County audit points to employee perks, duties

Burlington attorney Stonerook hired to replace Stensvaag in County Attorney’s office


FORT MADISON – A state audit of Lee County books came out relatively clean aside from dings on employees perks that were accepted on an EMS visit, and segregation of duties around cash handling.

At Monday’s Board of Supervisors meeting, Budget Director Cindy Renstrom said the audit came back with some regular segregation issues where the state would like to see more distinct compliance on cash handling within county departments.

The audit also pointed to a visit Lee County Ambulance staff took to an ambulance manufacturing facility to select ambulances for the county.

According to Renstrom, the manufacturer paid for hotel rooms and meals for four people who went down to visit the facility.

Renstrom said the county personnel policy spells out that employees can’t accept those types of gifts.

“We completely missed that, which is a no-no,” Renstrom said.

“We need to do some kind of training that we can’t accept anything from any vendors. We told the state auditors we would implement some training on that.”

Renstrom said the auditors spoke with the Lee County Attorney’s office about resolving the issue going forward, but no reimbursement was ordered.

The segregation of duties remarks have been common in past audits and several department heads, including Lee County Engineer Ben Hull, said it’s a staffing issue.

Renstrom said the county should start to look at options to get the issues resolved because the marks on the audit caused one of the county’s insurance policies to see an increased deductible from $2,000 to $20,000.

“We seriously need to look at that and see if there’s a way to try to take care of those issues. It could be as much as sitting down with the state auditor when they are here and go over what we can do to alleviate those dings we get,” she said.

Supervisor Chairman Matt Pflug said one suggestion in the audit was for the sheriff’s department to hire an additional full-time person to handle cash received at the department.


“Not happening,” Weber said. “This is videotaped and we’re in the office and we’ve never had an issue with anyone being dishonest.”

Lee County Auditor Denise Fraise said she thinks the county department heads all do a decent job, and there have been efforts to rotate people in to other departments to open mail to try to satisfy the audit comments in the past.


“I can see where they’re at,” Fraise said. “They just don’t want any potential for fraud.
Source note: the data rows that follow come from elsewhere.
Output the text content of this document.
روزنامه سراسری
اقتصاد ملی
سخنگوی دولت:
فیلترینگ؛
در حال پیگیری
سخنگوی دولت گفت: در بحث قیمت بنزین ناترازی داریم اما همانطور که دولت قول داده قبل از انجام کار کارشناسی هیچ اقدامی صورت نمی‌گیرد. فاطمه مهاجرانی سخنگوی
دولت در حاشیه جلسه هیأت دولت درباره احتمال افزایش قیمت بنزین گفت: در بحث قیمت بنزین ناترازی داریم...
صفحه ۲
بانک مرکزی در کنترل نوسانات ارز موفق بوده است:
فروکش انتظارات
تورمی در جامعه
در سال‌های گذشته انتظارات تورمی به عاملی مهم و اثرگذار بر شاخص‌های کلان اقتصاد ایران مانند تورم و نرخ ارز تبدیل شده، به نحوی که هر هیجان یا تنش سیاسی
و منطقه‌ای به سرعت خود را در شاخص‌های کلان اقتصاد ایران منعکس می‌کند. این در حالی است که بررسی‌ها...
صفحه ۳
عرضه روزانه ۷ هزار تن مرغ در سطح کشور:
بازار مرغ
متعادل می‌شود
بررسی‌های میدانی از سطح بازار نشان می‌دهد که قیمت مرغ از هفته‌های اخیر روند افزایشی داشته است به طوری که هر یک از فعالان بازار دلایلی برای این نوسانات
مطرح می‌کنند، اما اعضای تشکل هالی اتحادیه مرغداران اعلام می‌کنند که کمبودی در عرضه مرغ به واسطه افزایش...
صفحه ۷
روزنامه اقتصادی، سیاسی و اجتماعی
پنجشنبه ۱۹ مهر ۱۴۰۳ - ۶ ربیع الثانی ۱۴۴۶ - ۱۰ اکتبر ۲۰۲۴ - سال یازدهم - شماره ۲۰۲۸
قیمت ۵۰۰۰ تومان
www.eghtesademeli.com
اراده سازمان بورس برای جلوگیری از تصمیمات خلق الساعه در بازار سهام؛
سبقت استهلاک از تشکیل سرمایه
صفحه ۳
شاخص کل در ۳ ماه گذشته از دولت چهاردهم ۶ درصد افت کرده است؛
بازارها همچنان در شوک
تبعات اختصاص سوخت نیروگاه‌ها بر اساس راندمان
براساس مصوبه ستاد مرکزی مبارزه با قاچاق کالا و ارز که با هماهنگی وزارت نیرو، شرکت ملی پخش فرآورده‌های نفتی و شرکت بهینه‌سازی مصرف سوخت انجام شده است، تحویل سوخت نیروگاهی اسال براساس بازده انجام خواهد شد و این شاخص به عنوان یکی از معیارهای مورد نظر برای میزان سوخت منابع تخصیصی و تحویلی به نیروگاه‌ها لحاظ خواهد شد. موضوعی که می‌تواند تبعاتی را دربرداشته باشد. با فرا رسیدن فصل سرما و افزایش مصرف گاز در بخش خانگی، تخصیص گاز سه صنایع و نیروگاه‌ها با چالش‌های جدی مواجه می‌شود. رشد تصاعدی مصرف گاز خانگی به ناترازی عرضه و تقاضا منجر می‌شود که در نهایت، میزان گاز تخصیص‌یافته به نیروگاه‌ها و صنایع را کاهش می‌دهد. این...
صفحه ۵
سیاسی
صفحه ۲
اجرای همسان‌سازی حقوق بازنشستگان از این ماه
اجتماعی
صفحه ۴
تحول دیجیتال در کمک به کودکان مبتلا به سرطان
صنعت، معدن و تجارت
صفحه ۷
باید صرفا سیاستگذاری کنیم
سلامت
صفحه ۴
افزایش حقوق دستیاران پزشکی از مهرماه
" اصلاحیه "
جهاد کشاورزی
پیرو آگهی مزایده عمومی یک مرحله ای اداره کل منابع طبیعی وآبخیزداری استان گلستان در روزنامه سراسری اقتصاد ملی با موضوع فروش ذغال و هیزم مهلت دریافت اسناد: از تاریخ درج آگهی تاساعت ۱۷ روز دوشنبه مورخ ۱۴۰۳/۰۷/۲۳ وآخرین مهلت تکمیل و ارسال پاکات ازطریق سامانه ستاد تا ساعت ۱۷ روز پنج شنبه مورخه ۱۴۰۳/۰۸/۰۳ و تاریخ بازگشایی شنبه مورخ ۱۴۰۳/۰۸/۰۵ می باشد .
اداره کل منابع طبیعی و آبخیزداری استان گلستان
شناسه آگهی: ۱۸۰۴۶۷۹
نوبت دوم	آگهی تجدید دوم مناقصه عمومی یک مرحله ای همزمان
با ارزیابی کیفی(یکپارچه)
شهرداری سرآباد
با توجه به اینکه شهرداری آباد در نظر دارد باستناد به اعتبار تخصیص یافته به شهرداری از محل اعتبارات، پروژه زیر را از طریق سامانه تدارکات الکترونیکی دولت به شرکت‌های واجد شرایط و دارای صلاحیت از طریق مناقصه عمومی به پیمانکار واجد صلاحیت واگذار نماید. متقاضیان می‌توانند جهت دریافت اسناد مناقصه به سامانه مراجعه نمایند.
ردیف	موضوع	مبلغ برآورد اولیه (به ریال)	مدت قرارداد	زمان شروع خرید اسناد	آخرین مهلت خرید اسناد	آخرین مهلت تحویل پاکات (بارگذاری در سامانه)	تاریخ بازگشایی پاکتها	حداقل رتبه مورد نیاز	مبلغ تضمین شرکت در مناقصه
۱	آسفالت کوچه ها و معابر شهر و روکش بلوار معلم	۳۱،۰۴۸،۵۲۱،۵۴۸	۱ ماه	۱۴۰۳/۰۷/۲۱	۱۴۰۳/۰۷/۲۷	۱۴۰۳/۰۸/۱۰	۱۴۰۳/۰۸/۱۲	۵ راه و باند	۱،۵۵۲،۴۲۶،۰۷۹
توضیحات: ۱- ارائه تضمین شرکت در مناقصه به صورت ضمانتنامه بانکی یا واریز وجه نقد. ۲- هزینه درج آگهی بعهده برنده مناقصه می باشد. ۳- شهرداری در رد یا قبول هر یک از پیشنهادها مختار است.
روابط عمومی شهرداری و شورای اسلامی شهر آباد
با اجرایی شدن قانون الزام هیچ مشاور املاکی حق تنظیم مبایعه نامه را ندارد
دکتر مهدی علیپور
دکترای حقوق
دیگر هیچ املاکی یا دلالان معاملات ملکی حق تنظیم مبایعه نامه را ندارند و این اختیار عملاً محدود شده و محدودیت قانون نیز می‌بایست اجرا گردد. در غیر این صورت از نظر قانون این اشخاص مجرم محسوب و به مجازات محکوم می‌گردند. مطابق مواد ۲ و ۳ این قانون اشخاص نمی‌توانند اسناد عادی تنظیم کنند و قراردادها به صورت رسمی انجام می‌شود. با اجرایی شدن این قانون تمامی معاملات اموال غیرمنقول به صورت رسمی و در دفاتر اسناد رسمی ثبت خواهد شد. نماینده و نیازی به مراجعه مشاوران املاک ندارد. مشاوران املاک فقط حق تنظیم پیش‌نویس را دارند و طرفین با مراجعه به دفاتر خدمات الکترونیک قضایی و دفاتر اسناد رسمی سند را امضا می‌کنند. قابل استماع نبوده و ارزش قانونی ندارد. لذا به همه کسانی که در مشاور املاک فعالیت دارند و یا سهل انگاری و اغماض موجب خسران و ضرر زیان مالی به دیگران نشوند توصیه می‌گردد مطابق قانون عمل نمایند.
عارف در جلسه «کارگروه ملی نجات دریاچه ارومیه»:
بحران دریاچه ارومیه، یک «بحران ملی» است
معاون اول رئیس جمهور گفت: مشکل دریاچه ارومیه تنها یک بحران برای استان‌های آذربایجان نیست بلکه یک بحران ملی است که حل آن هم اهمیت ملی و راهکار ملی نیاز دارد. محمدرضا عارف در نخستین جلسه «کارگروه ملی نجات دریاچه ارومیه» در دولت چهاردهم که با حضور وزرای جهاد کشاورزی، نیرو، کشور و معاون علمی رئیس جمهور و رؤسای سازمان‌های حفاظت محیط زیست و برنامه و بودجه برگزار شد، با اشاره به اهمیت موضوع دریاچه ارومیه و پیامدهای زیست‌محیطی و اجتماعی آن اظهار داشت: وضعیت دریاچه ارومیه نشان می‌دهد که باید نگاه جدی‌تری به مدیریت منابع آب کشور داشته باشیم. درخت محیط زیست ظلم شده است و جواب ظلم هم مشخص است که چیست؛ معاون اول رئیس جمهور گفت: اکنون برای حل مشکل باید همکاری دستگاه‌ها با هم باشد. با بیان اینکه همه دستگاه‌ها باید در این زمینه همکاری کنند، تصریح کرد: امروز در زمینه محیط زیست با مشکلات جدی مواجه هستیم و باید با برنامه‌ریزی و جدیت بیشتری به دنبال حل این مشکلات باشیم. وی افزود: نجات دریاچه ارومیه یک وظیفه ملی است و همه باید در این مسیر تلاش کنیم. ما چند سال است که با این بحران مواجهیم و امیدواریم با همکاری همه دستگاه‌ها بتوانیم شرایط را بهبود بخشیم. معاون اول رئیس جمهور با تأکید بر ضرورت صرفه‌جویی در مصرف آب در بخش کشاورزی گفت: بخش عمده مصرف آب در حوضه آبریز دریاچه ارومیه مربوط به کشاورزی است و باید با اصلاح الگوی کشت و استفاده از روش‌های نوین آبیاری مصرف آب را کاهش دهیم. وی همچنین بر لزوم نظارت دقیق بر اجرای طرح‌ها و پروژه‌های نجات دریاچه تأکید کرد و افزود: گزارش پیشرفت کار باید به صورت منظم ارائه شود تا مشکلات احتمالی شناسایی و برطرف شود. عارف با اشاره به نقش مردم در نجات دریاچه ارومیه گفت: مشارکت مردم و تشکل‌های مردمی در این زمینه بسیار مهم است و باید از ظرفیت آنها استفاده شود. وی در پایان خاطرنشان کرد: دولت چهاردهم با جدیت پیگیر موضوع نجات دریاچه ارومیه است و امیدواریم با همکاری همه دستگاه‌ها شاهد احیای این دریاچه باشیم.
That’s why they’re dinging us on those.”

She said the county also needs to take closer looks at questionable expenditures.

“Before you make a purchase, you have to consider if the whole county is going to benefit from it. That’s the definition of a public purpose,” she said.

Pflug said the county is in good shape with the state and always has good audits.


“I think overall we always have a good audit and we’re always in good graces with the state auditors,” he said. “The important thing is as elected officials, we talk about fiduciary transparency and I think we do a decent job in that area.”

But he said it might be beneficial to address some of the recurring issues now rather than wait for the next visit from auditors.

In other action, supervisors:
• voted 3-1 to approve the 2023 fiscal year budget. Ron Fedler opposed the budget and has since the county approved pay increases for county staff.
• voted 4-0, to approve the hiring of Justin Stonerook, a former Des Moines County Assistant Attorney and Burlington lawyer, as an Assistant Lee County Attorney to replace Jonathan Stensvaag, who was recently appointed to a judicial seat in District 8B.

1 thought on “County audit points to employee perks, duties

  1. County governments answer to any problem is always hire some more people. Give some huge raises while they are at it! Pathetic behavior.